Green’s Dictionary of Slang

puller-in n.

also puller, puller-inner

(US) an employee of a shop or saloon or other place of recreation and entertainment whose task is to lure passers-by in from the street; also used of a specific feature of the place which serves as an attraction.
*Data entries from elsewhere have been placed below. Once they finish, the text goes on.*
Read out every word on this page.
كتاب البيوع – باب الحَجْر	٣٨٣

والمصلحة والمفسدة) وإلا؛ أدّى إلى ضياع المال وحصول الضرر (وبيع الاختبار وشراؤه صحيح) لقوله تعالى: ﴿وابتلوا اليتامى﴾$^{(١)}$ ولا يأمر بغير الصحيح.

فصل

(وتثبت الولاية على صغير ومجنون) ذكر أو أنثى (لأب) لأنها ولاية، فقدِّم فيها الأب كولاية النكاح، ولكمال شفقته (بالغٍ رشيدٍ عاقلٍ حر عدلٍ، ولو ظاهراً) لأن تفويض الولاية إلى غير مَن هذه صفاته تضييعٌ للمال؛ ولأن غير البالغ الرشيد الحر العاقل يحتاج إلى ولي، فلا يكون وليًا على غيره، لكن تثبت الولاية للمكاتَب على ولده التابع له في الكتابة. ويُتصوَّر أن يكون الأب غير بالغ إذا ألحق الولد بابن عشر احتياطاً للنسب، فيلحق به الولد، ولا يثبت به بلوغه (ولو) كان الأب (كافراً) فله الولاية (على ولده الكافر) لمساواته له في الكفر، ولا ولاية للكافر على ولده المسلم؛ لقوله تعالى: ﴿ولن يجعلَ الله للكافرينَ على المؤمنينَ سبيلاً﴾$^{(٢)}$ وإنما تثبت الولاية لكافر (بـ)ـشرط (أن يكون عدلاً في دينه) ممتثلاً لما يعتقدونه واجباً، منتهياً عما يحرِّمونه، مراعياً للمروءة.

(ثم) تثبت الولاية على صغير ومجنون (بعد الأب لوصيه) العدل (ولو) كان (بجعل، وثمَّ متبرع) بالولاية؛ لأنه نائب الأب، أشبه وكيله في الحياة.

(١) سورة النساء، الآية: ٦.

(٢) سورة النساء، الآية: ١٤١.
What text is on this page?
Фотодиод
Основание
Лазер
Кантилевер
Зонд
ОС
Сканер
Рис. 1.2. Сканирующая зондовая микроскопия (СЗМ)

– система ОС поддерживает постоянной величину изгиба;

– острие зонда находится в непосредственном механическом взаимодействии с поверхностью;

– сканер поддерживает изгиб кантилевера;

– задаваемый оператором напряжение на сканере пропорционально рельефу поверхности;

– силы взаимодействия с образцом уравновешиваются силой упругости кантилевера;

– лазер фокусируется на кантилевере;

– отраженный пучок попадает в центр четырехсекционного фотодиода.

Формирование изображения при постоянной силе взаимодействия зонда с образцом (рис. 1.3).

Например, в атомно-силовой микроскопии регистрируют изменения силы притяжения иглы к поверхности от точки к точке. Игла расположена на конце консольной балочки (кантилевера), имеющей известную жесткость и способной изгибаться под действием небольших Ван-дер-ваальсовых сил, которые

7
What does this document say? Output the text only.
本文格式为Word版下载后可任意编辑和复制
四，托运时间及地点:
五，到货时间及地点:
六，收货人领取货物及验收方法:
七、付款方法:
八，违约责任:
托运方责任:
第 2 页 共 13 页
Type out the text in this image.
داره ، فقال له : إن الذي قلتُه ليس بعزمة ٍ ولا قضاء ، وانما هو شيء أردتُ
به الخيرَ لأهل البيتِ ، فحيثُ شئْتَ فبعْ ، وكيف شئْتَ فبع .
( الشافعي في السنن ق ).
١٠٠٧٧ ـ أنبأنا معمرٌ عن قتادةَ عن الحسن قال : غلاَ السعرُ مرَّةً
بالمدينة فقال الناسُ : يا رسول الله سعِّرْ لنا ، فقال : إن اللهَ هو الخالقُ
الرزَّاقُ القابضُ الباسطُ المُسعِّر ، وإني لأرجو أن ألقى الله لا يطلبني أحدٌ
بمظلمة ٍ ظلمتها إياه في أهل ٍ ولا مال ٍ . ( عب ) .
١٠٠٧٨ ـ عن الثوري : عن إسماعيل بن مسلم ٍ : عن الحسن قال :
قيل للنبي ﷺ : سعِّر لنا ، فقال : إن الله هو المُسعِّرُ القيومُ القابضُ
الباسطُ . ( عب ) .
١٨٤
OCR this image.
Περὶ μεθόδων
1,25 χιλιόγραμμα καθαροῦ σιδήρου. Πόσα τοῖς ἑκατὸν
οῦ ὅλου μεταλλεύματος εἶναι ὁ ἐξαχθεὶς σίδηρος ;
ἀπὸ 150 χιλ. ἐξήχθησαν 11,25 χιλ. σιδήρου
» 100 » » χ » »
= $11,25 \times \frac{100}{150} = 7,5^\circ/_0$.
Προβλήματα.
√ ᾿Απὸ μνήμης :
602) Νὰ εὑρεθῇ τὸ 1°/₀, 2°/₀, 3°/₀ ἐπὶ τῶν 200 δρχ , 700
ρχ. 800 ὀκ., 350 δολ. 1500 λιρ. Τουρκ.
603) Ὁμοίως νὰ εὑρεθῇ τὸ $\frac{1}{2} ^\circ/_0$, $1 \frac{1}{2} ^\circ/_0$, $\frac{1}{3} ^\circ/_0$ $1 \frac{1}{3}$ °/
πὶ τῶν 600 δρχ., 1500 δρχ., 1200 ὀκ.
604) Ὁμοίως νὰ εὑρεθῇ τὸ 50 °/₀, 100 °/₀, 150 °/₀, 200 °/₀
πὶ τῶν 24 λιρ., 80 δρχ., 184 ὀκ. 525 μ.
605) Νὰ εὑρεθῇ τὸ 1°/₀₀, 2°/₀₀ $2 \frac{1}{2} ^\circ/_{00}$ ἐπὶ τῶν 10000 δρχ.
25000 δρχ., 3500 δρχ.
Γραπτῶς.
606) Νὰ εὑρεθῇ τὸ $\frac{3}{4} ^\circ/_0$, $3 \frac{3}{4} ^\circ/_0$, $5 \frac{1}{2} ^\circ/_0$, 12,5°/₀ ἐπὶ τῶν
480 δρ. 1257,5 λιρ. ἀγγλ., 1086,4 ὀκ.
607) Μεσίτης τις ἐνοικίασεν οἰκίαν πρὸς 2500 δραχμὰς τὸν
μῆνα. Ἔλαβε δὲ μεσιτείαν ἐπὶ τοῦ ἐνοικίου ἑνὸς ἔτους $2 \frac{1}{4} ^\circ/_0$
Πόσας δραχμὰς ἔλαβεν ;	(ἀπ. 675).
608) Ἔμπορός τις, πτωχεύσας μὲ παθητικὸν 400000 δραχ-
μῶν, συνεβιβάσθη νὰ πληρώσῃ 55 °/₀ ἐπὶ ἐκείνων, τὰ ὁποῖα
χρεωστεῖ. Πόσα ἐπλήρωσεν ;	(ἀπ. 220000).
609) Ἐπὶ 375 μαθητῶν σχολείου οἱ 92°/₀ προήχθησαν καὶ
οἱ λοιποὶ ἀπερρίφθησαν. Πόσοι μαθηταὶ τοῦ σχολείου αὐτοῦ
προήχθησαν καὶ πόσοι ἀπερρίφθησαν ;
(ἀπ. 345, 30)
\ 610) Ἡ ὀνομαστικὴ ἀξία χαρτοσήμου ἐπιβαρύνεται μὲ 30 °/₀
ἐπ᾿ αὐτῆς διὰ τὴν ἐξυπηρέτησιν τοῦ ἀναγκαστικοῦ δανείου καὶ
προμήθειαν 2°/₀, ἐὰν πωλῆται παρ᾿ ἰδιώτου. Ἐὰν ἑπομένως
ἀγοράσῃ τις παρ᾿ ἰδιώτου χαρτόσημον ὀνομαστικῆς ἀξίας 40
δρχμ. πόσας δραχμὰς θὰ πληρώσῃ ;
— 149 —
[US]Nat. Police Gaz. (NY) 12 Dec. 2/3: As enthusiastic ‘puller-in’ for a second-hand clothing store.
[US]J.A. Riis How the Other Half Lives 104: Baxter Street, with its interminable rows of old clothes shops and its brigades of pullers-in.
[US]A.H. Lewis Boss 239: At each polling booth there would be a dozen pullers-in, to bring up the voters.
[US]W. Edge Main Stem 61: Most of these shops have an oily fellow, a ‘puller-in’, stationed at the door.
[US]H. Asbury Sucker’s Progress 440: Canfield lost money on the restaurant, although the daily receipts were more than $5,000, but it was an admirable puller-in.
[US]Berrey & Van den Bark Amer. Thes. Sl. §624.11: ‘barker,’ (A speaker outside a side show to entice customers), puller-in.
[US]Lait & Mortimer USA Confidential 261: The sign known to locals is a Negro sitting in front, who hustles business like a puller-inner for a ghetto second-hand clothing store.
[US]N. Algren ‘G-String Gomorrah’ in Entrapment (2009) 200: The patient old pullers hold the big doors wide to seduce the marks [...] ‘This is the place, buddy, this is it, the show where they go all the way’.
[US]E. Wilson Earl Wilson’s N.Y. 173: ‘Discos! Discos!’ the Latin record-shop puller-inner shouts.